Sunday, May 9, 2004


Fashion has little to hang on

At this year’s LIFW, the spotlight was on Jesus-inspired robes and gypsy skirts and tops, writes Vimla Patil.

‘After death’ was the theme of Shantanu and Nikhil Mehra’s collection
‘After death’ was the theme of Shantanu and Nikhil Mehra’s collection

THE Lakme India Fashion Week (LIFW) seems to have brought out the worst in some of India’s eminent designers. Why else should fashion concern itself with eerie concepts like ‘After death’ or ‘The Resurrection of the Lord’? Or for that matter with the costumes of India’s gypsy communities? Yes, some of the most written-about haute couture collections for Fall-Winter 2005 featured such themes.

Take the collection of Shantanu and Nikhil Mehra. Making ‘Divine innocence’ their theme, this duo showcased 40 garments reflecting spiritual moods. "We glorify a woman’s innocent appeal," is how they described their ensembles. "The collection we present conjures images of the ‘great event’ leading to the redemption of mankind with the arrival of Christ in this world."

"The human body has often been referred to as the crown of God’s creation. We are using contemporary styling, the colours of divinity--- dusky antique gold and amber--and attractive silhouettes to recreate the Biblical era. The layered skirts and dresses, to be worn with short jackets, backless tops and cowl-neck tops, have all been decorated with metallic accessories, like coins resembling those in the Biblical age," they say. The fabrics used are antique rayon, Victorian silk, wool with dyed effects and chiffon.

Pria Kataria Puri’s collection was inspired by the gypsies of India
Pria Kataria Puri’s collection was inspired by the gypsies of India

Models carry a chariot as they present creations of designer Kiran Uttam Ghosh at the LIFW in New Delhi
Models carry a chariot as they present creations of designer Kiran Uttam Ghosh at the LIFW in New Delhi

Interesting jewellery has been created to depict the freedom of spirit which came after Christ’s crucifixion.

The other look which swept this year’s LIFW is Pria Kataria Puri’s ‘Gypsy glamour’ that celebrated the free life of India’s gypsy communities. "My collection focuses on the feminine mystique," says Pria, "We are back to the 1950s’ glamour with rich embroidery on exotic colours, like smoky topaz, deep coral, scarlet, pomegranate, olive and rich chocolate`85The look depends upon excellently draped skirts paired with fitted jackets to emphasise the sensuality of the feminine form."

Most designers at this event agreed that the future of India’s fashion industry depended largely on the pret lines it can market. Unlike the past, when designers catered only to high-end customers, today most of them produce clothes which can be sold at fashion stores and are available to upper middle-class buyers. "The Indian pret market is growing by 35 per cent each year," the designers say.

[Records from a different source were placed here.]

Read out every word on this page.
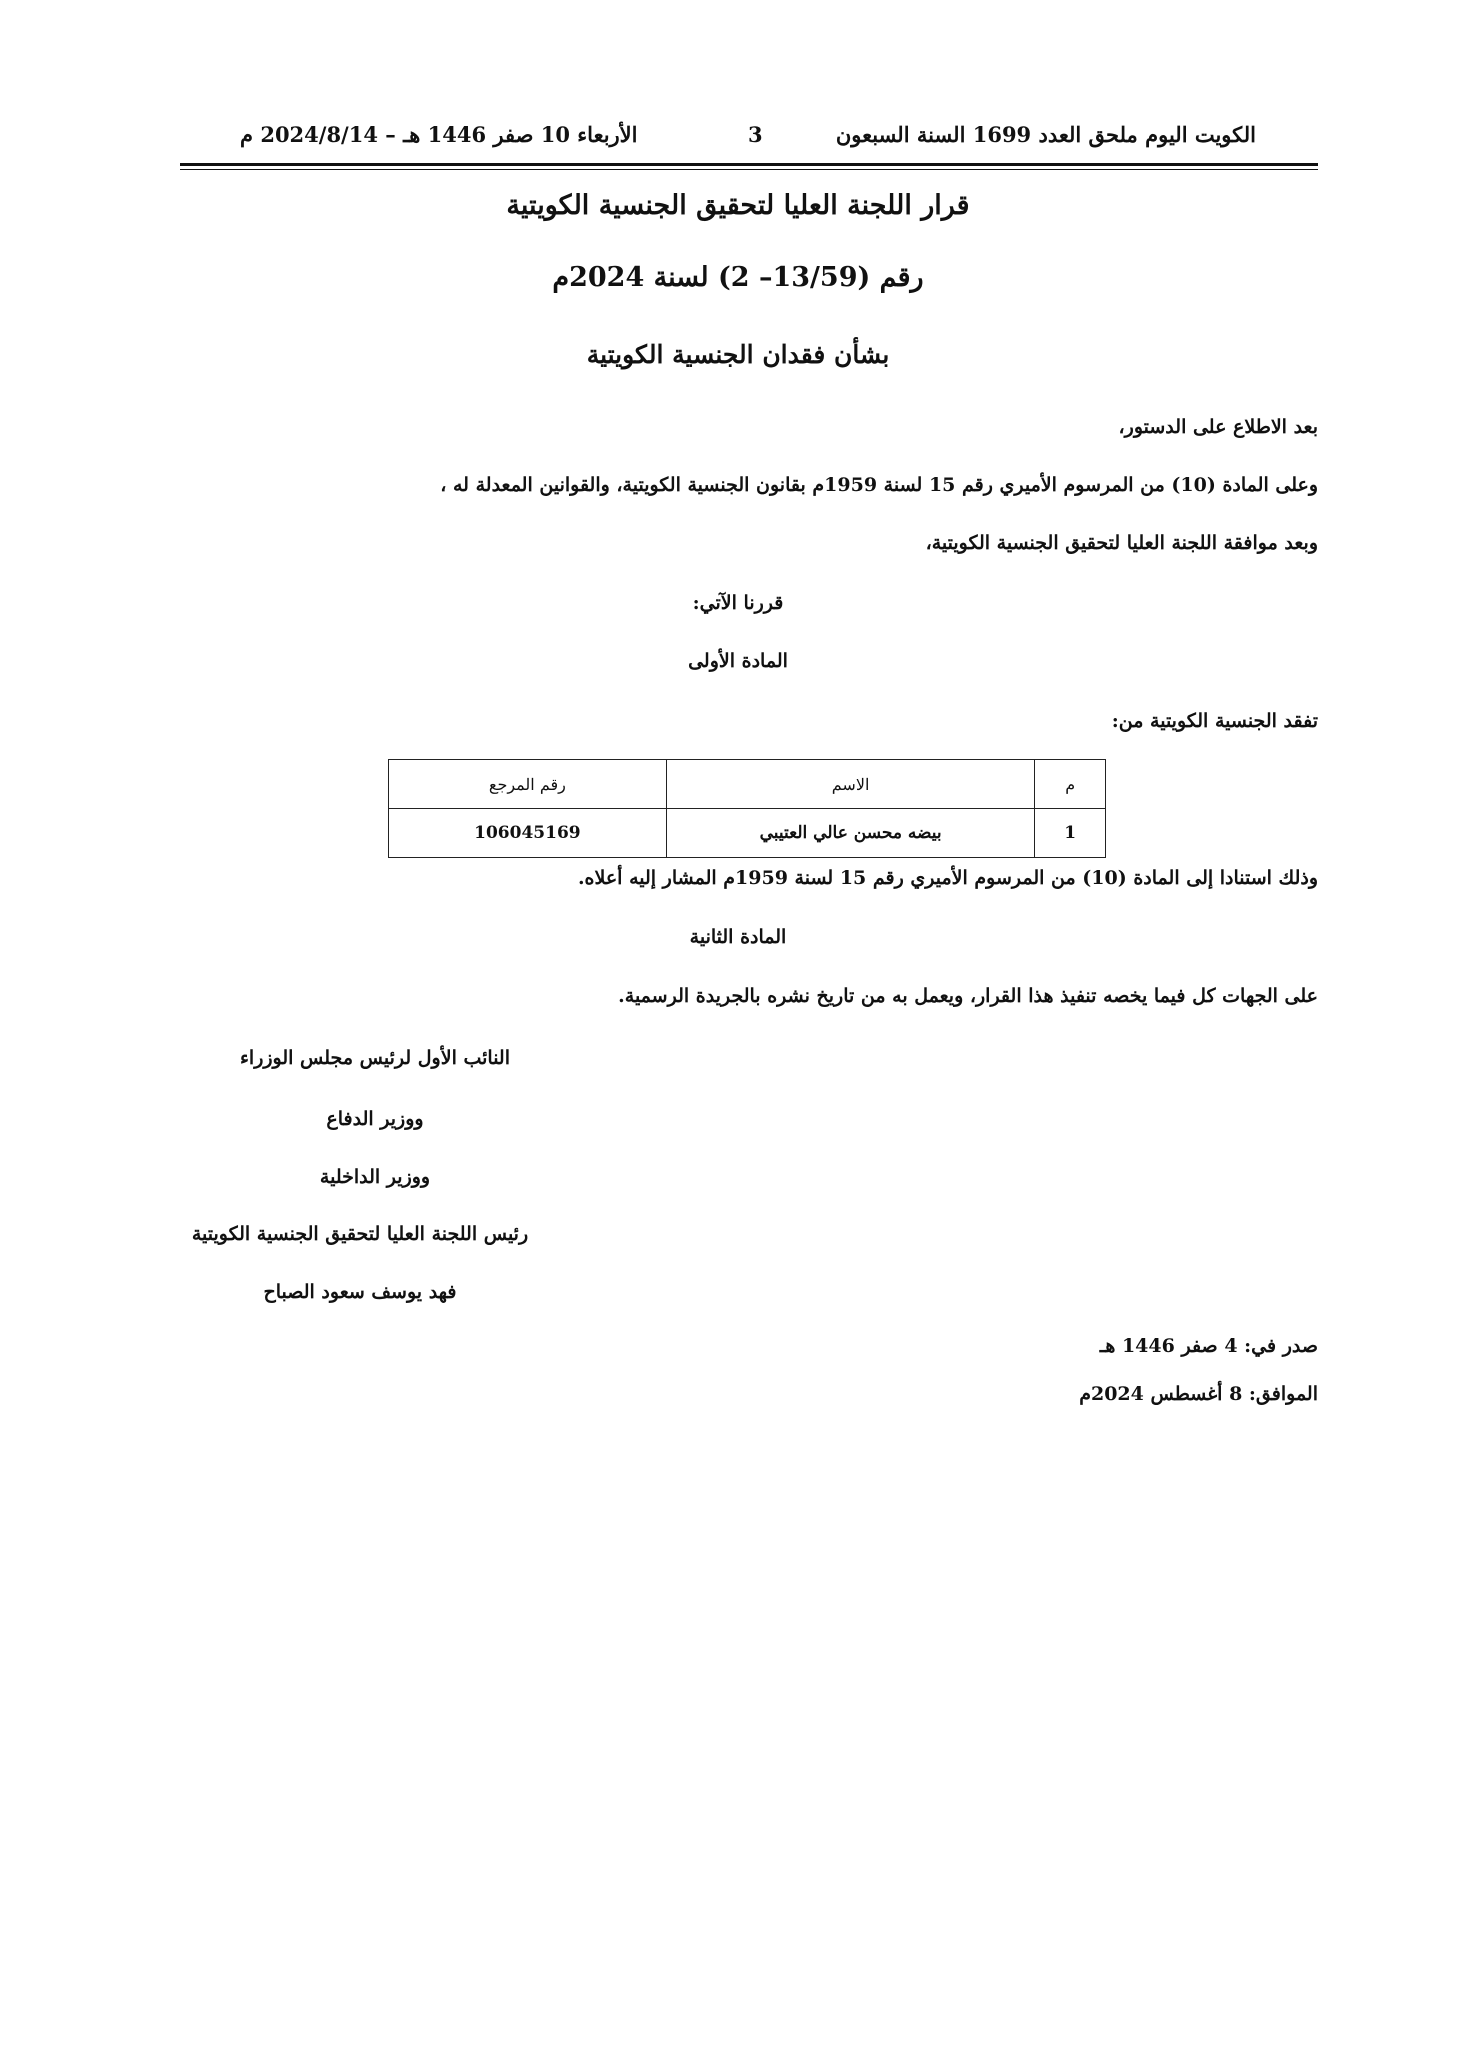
الكويت اليوم ملحق العدد 1699 السنة السبعون
3
الأربعاء 10 صفر 1446 هـ – 2024/8/14 م
قرار اللجنة العليا لتحقيق الجنسية الكويتية
رقم (13/59– 2) لسنة 2024م
بشأن فقدان الجنسية الكويتية
بعد الاطلاع على الدستور،
وعلى المادة (10) من المرسوم الأميري رقم 15 لسنة 1959م بقانون الجنسية الكويتية، والقوانين المعدلة له ،
وبعد موافقة اللجنة العليا لتحقيق الجنسية الكويتية،
قررنا الآتي:
المادة الأولى
تفقد الجنسية الكويتية من:
م	الاسم	رقم المرجع
1	بيضه محسن عالي العتيبي	106045169
وذلك استنادا إلى المادة (10) من المرسوم الأميري رقم 15 لسنة 1959م المشار إليه أعلاه.
المادة الثانية
على الجهات كل فيما يخصه تنفيذ هذا القرار، ويعمل به من تاريخ نشره بالجريدة الرسمية.
النائب الأول لرئيس مجلس الوزراء
ووزير الدفاع
ووزير الداخلية
رئيس اللجنة العليا لتحقيق الجنسية الكويتية
فهد يوسف سعود الصباح
صدر في: 4 صفر 1446 هـ
الموافق: 8 أغسطس 2024م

Many international designers and fashion house buyers are now coming to India to source good collections. The quantum of readymade or pret clothes production is getting bigger every month. Pret will rule the Indian fashion scene for the years to come and the business will grow from 35 per cent to 50 per cent in the next two years. Accessories like bags, belts and jewellery will be India’s vibrant contribution to the world fashion scene, they feel.